All I can say is Raw Shrimp baby! Beefheart is also good but raw shrimp is pretty cheap and it is very nutritious. I have also heard from people that it helps bring out the color of your P's. Make sure to thaw it out for a few minutes then once you throw it in, it starts to sink and they chase after it and rip it to pieces.


----------



## Death in #'s (Apr 29, 2003)

when my reds were 2-3" i found out the best food for them was frozen bloodworms,brineshrimp and frozen beefheart.a couple of weeks later they all have big fat bellies and are growing nicely


----------



## RhomZilla (Feb 12, 2003)

BeansAranguren said:


> All I can say is Raw Shrimp baby! Beefheart is also good but raw shrimp is pretty cheap and it is very nutritious. I have also heard from people that it helps bring out the color of your P's. Make sure to thaw it out for a few minutes then once you throw it in, it starts to sink and they chase after it and rip it to pieces.

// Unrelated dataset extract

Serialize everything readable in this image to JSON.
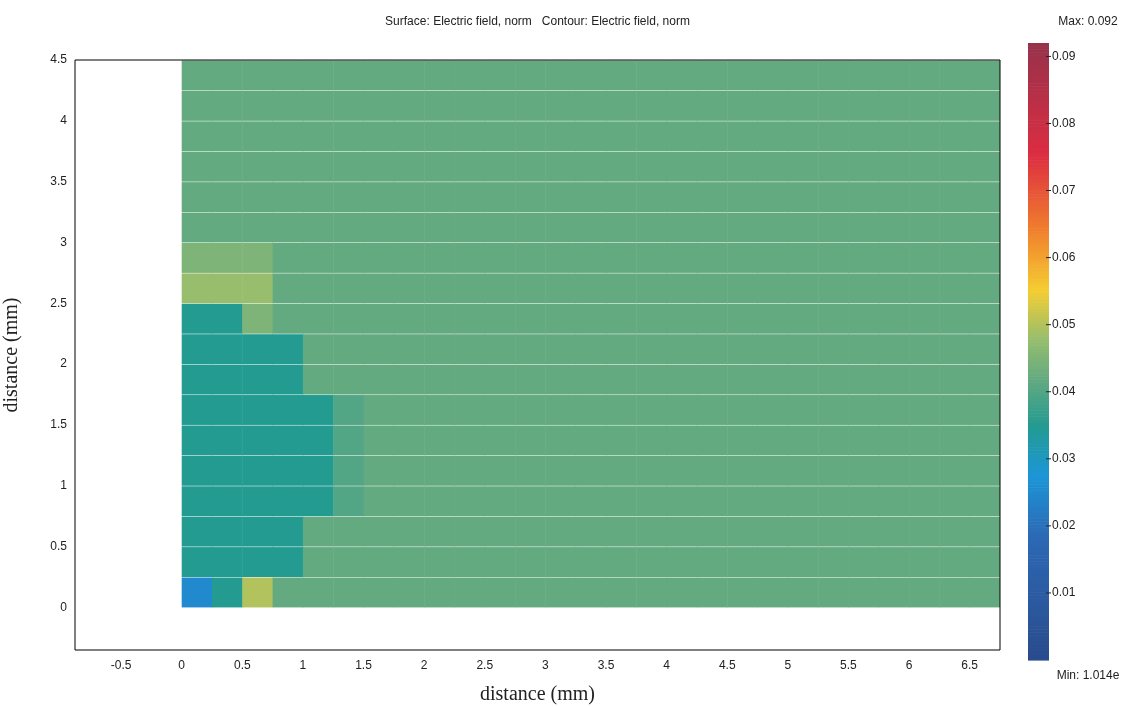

 Your correct in every aspect







But you'd have to cut up teeny tiny pieces of shrimp or beefheat for them to eat. Your Ps are still babies and would not be able to finish way large chunks thrown in the tank, which eventually just cloud and smell in your tank a few hrs later


----------



## 521 1N5 (Apr 25, 2003)

i thought this post title was "breast feed" i was like oh hell no...


----------